SARIMA       | RMSE:   26.219 | MAPE:  21.47%


In [16]:
# -------------------------------
# 4) Save models
# -------------------------------
os.makedirs("../models", exist_ok=True)
joblib.dump(rf, "../models/rf_model.pkl")
joblib.dump(xg, "../models/xgb_model.pkl")
print("✅ Models saved to ../models/")


✅ Models saved to ../models/


In [17]:
# -------------------------------
# 6) Save test-set predictions for evaluation notebook (Step 6)
# -------------------------------

# Build tidy predictions DataFrame for ML models
ml_preds_df = pd.DataFrame({
    "Date": feat_test["Date"].reset_index(drop=True),
    "y_true": y_te.reset_index(drop=True),
    "RF_Pred": rf_preds,
    "XGB_Pred": xg_preds,
    "HYB_Pred": (rf_preds + xg_preds) / 2
})

os.makedirs("../data/processed", exist_ok=True)
ml_preds_df.to_csv("../data/processed/test_predictions_ml.csv", index=False)
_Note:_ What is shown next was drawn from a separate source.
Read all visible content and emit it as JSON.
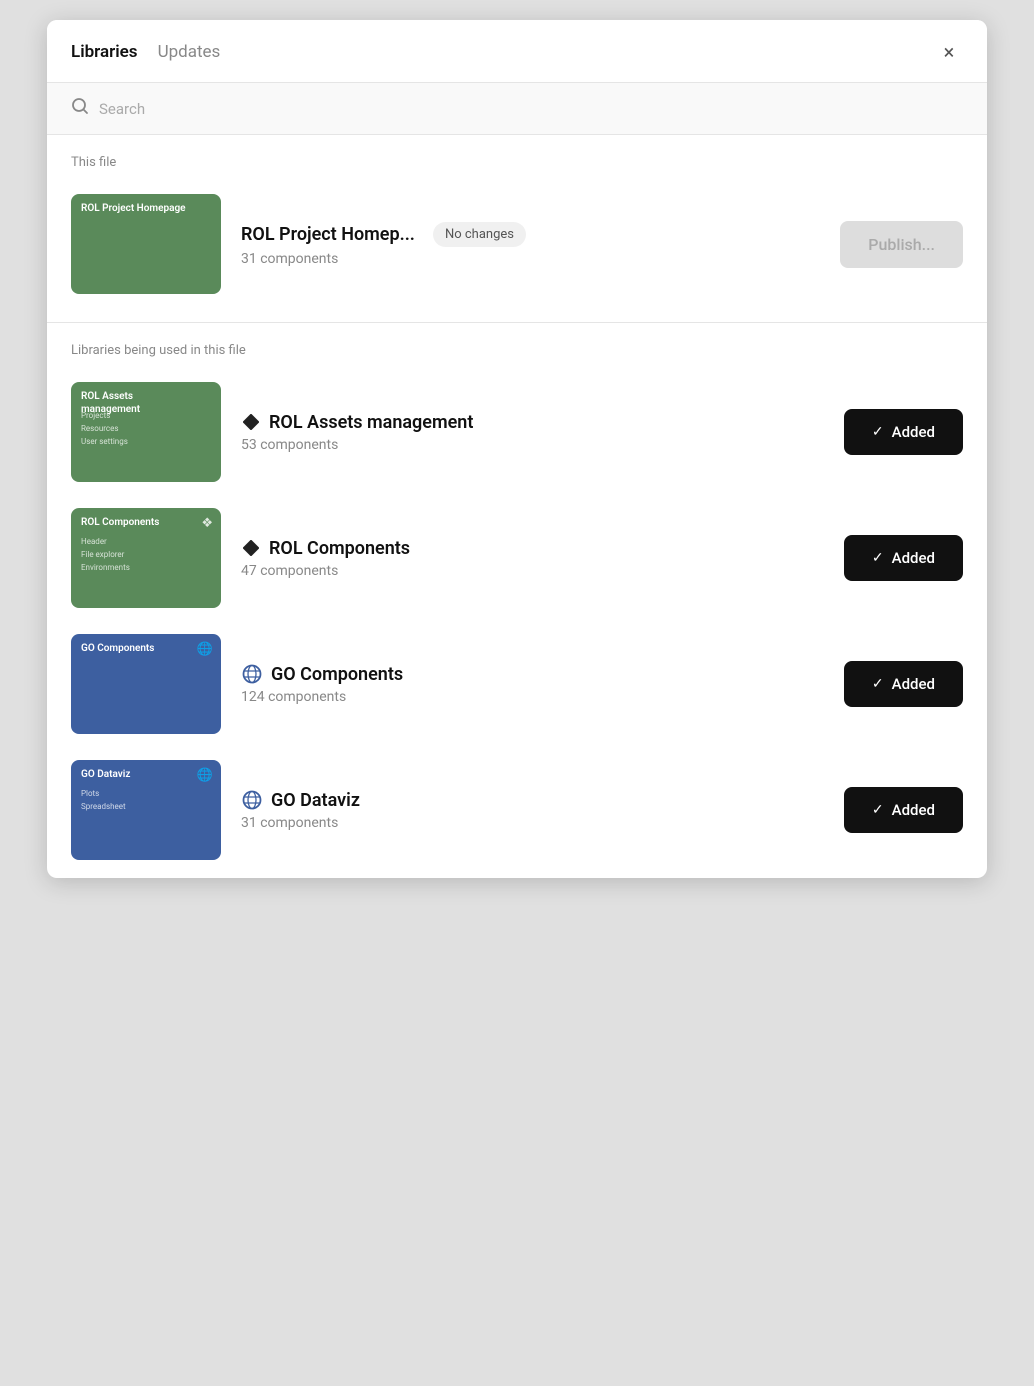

# Also persist SARIMA predictions if available
if not sarima_df.empty:
    sarima_df.to_csv("../data/processed/test_predictions_sarima.csv", index=False)

print("✅ Saved test predictions to data/processed/ for Step 6.")


✅ Saved test predictions to data/processed/ for Step 6.